Friday 2 January 2015

I've had a few

     At my workplace, there is a three-storey-high atrium that divides the centre of the complex. It joins a substantial Victorian building to one built in the 1980s so it follows the '80s architectural fashion of exposed painted architectural steelwork and glass with the odd bit of mildly tacky gold trim.

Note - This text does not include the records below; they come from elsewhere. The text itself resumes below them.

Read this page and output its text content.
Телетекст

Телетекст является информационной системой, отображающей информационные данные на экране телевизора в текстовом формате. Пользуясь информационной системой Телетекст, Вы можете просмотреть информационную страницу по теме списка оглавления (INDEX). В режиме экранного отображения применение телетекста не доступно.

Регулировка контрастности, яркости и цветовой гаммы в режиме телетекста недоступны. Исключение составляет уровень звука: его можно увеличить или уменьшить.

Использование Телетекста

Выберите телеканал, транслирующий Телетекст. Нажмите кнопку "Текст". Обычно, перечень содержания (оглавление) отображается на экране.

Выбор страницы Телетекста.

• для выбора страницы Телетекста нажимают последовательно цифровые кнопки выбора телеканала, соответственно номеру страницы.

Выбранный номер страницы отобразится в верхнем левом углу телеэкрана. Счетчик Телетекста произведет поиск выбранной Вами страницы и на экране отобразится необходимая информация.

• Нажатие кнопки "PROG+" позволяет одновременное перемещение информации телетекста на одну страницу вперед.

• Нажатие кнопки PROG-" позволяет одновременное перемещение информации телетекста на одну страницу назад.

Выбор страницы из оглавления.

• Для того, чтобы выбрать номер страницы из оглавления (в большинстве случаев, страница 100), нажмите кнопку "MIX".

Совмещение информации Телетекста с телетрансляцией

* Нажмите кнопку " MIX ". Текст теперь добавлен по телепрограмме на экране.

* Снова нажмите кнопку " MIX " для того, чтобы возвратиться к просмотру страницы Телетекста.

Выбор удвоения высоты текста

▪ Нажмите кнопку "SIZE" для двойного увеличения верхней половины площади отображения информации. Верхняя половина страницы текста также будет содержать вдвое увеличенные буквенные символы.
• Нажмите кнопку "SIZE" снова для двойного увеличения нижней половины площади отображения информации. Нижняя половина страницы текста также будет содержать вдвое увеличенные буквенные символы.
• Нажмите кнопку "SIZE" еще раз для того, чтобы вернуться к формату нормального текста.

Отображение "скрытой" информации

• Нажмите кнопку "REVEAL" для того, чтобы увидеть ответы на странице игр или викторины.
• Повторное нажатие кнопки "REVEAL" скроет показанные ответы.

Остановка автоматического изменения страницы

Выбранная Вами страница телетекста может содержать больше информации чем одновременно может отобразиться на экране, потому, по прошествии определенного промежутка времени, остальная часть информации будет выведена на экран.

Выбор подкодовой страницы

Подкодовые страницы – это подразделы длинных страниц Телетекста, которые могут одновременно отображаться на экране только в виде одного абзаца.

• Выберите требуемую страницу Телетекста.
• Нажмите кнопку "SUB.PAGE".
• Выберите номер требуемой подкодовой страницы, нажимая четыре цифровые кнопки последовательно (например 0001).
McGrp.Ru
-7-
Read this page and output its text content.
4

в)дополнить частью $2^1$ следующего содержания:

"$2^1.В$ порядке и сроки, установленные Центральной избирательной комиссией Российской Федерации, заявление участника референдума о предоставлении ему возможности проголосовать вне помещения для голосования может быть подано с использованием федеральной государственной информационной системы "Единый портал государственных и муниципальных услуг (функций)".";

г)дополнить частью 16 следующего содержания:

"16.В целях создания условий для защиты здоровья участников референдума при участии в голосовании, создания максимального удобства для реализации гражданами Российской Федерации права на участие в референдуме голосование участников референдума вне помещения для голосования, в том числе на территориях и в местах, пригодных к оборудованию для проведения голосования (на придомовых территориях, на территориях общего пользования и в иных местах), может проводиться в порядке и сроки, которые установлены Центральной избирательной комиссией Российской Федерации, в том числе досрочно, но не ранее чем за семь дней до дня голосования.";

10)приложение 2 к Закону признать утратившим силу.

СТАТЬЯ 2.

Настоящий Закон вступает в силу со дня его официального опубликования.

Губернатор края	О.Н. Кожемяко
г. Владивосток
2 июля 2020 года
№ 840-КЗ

    On the ground floor, seating and a coffee bar. The first floor mezzanine, comfy chairs and glass coffee tables popular for informal meetings. The top level is much smaller at the top of a grand flight of stairs, a single coffee table and chairs, an impressive view across the city skyline, and only an '80s-style glass and tubular handrail between you and a sheer three-storey drop. Jump off that and you'd hit the floor next to the diorama of technologically outdated machinery from the organisation's industrial past in somewhere about a second and a half.
    It's an unfortunate function of our condition, the tendency to notice things like that. I like the view from up there, but the edge is too close for comfort.
    So, regrets. Like that damn song lyric, I've had a few. If you had none during transition, you're lucky.
    You have to sort things that happen into two piles. "Stuff that could have been caused by transition", and "Stuff that would probably have happened anyway". My past 16 months have not been the best of my life, but for example I can't blame losing my mother on transitioning. Or even parting from my wife, deep down I am guessing that could have happened anyway even if not this year. Relationship issues aren't the sole preserve of trans people. Given the three trouble-free years before transition working down a corridor from that atrium though I can't imagine work would have gone sour for the scruffy bloke. Never mind, reap the whirlwind and all that.
     I will never shake one regret though, that I couldn't make it as the bloke. Not that I ended up transitioning, but for the bloke I never was. I know some people never look back, sadly it doesn't work that way for me.
     It's tempting given a new year to talk about grandiose plans. I think I'll avoid that one, just concentrate on getting through it in one piece.